I really like the fact it has two arm pods, nice flexibility there.
Sure you then need find a good arm, but all part of the fun!
Gunner, if you really want wood than it is a no brainer. All SOTA tables are wood. The Sapphire has solid hardwood sides and a veneered top. They will make it out of just about anything you wish including Macassar Ebony. Call and ask for Donna  https://sotaturntables.com/
Regarding rumble on a 301 and 401, they don’t put out any subsonic rumble so will work fine with a subwoofer. It’s just a slight background noise like the idler wheel spinning, which it is. It’s very low in level, quieter than the record surface noise on a quiet record, and a solid plinth reduces it to almost nothing. But it never is really totally silent. Belt drives and direct drives are silent by comparison. I have the original idler wheel on my 401 (and 301, it’s wheel is hard from age and wear, and is a little noisier) but there are higher precision new reissue ones out there that work even better. To dismiss the 301 and 401 because of idler wheel noise would be to miss out on all the other virtues it does offer, which are considerable!
"Was about to say just what Noromance did.
Avoid Skyfi as their prices are well , SkyHighFi!"

I totally agree Skyfi is OVERPRICE is a joke!!! he think he selling GOLD LoL! you can find better deals somewhere else. 
i took a leap. purchased deck in UK, had it sent directly to Woodsong to be restored and had Chris create custom plinth (kind of blue).  relax and have fun. 
MDalton.  I’m in the DFW area.  
Uber, et al.  Understand and i may well just pull the trigger.  Need to noodle on this one.   
gunners01 where do you live? there may be some 401 owners near you willing to invite you for a listen.
Uber makes a good point. A properly restored 301 or 401 purchased at a fair price is very fungible.
Gunner
As far as listening to a 301/401 I decided to just buy one and if for any reason I did not like I was fairly sure I could resell very easily for little or no loss at all.

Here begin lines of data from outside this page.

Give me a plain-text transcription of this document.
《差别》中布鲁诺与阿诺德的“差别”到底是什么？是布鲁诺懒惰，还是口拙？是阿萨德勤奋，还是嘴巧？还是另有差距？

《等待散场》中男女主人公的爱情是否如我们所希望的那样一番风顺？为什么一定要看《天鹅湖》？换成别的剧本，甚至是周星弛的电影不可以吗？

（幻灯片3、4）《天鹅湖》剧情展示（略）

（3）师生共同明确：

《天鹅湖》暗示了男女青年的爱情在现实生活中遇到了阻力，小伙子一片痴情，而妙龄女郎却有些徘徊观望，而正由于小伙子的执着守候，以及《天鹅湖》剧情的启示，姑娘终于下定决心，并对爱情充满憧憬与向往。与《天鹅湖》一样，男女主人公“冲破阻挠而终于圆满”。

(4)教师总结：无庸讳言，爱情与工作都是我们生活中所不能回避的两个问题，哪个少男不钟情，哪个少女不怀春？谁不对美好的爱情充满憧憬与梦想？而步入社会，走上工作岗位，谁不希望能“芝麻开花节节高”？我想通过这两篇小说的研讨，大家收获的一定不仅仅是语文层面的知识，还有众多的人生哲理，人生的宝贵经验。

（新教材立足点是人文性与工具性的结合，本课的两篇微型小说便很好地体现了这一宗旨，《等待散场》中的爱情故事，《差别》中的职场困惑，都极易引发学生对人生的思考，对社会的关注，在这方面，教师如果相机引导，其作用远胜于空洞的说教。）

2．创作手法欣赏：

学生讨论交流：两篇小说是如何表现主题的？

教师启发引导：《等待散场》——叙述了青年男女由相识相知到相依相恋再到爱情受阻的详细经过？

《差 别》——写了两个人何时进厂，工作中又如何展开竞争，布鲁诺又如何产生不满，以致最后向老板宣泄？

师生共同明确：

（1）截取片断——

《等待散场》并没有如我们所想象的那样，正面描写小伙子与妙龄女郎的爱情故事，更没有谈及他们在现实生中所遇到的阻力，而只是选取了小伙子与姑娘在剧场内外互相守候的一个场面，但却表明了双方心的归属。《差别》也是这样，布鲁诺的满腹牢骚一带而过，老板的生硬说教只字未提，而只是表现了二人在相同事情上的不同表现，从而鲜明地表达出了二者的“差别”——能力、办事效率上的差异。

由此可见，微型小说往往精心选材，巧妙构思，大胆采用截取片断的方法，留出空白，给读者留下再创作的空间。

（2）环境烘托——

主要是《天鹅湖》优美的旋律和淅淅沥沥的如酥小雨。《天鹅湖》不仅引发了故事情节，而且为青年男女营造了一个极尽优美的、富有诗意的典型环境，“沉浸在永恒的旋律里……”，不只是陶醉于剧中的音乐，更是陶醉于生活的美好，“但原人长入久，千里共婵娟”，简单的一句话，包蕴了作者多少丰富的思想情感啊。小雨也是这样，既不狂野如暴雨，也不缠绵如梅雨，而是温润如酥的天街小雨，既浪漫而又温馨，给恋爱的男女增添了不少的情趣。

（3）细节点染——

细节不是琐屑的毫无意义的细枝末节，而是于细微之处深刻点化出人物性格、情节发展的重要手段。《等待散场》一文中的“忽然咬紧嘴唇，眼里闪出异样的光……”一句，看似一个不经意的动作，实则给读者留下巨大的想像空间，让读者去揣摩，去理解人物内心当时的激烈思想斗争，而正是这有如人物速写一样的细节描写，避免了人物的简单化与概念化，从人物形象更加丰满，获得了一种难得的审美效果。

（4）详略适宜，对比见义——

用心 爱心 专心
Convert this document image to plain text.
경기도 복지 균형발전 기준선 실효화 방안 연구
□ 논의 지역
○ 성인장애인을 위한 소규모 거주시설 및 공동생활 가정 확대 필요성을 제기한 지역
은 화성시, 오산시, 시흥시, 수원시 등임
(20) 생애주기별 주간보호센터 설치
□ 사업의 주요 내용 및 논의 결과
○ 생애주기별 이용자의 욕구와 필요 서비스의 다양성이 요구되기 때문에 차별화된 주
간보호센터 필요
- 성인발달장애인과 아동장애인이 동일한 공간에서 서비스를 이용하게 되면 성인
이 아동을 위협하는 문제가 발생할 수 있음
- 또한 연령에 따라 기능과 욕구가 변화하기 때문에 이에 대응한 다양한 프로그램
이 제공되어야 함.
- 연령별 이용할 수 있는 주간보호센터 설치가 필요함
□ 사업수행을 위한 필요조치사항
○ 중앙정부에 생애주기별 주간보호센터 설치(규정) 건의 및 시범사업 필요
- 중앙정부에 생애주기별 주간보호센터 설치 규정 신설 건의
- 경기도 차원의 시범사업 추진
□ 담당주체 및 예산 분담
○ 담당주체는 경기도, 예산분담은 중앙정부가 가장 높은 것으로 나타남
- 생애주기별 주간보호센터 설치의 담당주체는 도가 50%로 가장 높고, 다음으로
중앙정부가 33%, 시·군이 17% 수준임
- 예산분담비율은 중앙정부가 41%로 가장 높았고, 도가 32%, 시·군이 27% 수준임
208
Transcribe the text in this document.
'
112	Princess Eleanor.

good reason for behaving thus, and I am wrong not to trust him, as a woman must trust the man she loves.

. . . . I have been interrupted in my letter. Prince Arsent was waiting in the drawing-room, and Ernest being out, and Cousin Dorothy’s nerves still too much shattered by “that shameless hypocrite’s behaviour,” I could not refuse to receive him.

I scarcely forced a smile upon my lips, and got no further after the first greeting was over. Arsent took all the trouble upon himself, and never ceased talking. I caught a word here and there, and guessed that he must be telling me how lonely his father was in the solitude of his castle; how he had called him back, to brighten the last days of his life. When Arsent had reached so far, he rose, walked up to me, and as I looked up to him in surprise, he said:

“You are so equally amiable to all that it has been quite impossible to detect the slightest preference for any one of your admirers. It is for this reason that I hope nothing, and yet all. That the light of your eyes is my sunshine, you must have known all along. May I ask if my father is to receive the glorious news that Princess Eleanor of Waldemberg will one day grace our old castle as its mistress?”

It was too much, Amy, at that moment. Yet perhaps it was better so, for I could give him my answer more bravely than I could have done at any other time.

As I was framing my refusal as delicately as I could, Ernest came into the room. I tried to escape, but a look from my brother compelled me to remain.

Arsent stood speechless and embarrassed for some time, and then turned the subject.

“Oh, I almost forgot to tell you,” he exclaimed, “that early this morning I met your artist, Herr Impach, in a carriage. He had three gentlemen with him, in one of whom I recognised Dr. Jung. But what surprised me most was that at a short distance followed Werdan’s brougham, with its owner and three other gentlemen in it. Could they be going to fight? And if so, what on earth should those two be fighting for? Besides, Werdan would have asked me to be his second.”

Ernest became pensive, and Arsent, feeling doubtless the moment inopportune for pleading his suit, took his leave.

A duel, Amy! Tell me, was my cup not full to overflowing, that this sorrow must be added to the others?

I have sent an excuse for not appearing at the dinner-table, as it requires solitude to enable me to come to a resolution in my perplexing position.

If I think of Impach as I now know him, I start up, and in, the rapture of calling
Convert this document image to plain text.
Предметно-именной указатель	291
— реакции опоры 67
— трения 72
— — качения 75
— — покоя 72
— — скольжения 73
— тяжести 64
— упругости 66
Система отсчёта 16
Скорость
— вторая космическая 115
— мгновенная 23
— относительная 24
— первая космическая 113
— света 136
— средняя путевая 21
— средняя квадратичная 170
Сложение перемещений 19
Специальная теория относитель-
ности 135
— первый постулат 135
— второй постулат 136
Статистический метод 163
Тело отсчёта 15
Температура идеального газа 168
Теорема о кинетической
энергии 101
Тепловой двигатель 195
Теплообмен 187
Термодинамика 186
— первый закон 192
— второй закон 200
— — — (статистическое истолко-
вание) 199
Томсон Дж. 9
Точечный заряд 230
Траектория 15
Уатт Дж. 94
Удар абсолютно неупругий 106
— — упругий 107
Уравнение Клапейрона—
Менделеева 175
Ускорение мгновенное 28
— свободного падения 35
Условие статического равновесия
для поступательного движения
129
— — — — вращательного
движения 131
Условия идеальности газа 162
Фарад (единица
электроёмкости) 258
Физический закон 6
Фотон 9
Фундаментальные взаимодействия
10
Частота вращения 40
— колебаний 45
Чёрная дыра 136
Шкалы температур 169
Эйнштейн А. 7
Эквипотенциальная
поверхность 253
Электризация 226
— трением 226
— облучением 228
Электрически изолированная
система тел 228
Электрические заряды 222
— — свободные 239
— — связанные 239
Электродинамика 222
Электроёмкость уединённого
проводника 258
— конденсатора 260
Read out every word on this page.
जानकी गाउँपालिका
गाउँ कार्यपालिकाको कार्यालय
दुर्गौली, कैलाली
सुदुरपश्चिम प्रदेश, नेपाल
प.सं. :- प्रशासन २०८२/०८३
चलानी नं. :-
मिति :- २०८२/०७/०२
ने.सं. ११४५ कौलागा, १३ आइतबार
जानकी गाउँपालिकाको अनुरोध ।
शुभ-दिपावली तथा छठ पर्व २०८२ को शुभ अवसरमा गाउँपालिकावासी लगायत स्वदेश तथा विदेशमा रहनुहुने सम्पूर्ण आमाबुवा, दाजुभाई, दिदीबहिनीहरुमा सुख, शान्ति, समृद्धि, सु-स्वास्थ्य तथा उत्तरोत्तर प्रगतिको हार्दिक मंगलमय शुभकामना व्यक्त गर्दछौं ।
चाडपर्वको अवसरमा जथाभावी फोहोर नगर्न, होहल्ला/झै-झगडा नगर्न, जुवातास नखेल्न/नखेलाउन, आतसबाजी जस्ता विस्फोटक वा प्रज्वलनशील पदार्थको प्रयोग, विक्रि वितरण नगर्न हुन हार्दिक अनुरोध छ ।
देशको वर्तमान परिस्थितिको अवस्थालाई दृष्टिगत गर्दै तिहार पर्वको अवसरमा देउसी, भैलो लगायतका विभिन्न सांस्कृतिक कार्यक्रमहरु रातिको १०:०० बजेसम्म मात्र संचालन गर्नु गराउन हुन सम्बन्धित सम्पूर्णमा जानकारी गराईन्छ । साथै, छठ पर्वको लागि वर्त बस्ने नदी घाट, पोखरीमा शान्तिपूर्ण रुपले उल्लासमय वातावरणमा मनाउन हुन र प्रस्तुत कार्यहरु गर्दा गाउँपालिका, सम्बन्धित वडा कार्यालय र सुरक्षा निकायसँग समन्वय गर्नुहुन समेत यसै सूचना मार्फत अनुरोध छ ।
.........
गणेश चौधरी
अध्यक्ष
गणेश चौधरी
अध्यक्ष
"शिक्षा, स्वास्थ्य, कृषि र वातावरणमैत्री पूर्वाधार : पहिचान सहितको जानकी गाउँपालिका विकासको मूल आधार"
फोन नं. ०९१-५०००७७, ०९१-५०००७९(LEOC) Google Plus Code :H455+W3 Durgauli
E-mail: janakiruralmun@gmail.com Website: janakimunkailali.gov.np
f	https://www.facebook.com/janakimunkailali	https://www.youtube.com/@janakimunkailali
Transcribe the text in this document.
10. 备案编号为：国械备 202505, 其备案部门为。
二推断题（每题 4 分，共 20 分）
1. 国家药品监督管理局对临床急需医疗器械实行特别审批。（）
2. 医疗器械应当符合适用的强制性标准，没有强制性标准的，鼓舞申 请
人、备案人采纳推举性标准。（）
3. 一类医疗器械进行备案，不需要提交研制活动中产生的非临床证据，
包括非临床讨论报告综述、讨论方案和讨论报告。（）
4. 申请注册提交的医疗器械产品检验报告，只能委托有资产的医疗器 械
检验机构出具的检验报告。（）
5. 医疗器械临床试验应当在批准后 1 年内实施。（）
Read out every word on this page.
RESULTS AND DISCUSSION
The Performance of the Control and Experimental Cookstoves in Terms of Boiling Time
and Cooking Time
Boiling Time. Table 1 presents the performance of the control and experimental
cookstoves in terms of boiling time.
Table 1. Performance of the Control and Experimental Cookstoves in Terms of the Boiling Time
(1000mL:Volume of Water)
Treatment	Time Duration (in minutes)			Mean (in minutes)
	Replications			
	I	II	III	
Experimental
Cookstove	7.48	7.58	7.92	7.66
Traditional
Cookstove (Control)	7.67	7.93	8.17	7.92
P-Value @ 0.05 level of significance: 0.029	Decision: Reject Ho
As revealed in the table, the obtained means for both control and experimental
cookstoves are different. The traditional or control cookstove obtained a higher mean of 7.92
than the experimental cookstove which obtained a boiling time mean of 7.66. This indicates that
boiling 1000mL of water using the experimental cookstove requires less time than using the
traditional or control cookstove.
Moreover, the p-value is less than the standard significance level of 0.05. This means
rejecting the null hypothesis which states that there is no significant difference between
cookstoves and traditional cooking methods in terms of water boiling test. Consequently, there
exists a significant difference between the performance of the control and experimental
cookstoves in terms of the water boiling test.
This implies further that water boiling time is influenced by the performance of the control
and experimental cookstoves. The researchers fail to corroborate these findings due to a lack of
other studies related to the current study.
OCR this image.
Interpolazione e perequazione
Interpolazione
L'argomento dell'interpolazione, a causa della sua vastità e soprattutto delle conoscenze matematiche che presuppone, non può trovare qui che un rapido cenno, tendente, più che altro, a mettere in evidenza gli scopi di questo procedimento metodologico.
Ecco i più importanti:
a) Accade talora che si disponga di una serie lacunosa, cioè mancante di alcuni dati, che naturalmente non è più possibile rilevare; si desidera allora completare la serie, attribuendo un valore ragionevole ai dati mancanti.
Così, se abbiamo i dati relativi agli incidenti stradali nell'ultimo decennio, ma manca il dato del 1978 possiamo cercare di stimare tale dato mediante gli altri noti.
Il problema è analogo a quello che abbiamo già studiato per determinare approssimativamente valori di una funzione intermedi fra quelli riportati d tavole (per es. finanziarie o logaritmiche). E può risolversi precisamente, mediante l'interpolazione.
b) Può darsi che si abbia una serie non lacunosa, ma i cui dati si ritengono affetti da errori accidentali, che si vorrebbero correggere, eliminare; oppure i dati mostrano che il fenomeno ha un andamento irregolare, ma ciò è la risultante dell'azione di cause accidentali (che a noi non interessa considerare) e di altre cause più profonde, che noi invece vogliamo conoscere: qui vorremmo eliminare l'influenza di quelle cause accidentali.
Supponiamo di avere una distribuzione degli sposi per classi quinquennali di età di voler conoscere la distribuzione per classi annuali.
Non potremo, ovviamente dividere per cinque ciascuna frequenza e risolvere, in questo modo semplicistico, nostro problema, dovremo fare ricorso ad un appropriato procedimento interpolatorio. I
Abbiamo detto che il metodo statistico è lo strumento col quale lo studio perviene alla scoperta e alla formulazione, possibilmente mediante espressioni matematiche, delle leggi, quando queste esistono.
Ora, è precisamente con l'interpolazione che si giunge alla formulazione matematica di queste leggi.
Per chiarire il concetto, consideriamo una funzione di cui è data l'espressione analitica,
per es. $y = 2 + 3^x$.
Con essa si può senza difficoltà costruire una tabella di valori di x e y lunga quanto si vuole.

Yes its a bit risky especially in todays economic climate but the chance of ever hearing one on a demo or an in home demo are slim to non existent.
Thanks mglik.  
My issue is that I don’t have the means to really do a lot of listening sessions with many of the decks.  There is a REGA dealership near me, and I’ve now found a a clear audio dealer.  To my knowledge i have way of “test driving” a Garrard.   Plus in order to really test i would need to plug to my system.  Sorry if I’m being obtuse but not sure how i can really to a reasonable listening comparison  
BTW, If you decide to go for Rega, get a P8. It is 95% of the P10.
I used to be a Rega dealer.
Check out the YouTube titled Gerrard 301 vs Studer Reel to Reel.
An amazing video using the new SME $23k 301. The best sound quality YouTube I have heard from the UK Audio Show!
I was faced with this exact choice. The new Rega P10 or a rebuilt Gerrard 301/401. When I found a beautiful a Woodsong 301 used on US Audio Mart it was a God Send! Chris at Woodsong does an amazing job. And as good as the Rega is, the idler drive reproduces the impact and physicality of music that is a greatly different and addictive presentation from any belt drive table.
I am a long time fan of the Rega Sound. Natural and smooth. And the different philosophy of less mass below the stylus really works.
But if you can find a used 301/401 that has been transformed by one of the handful of these great rebuilders, grab it.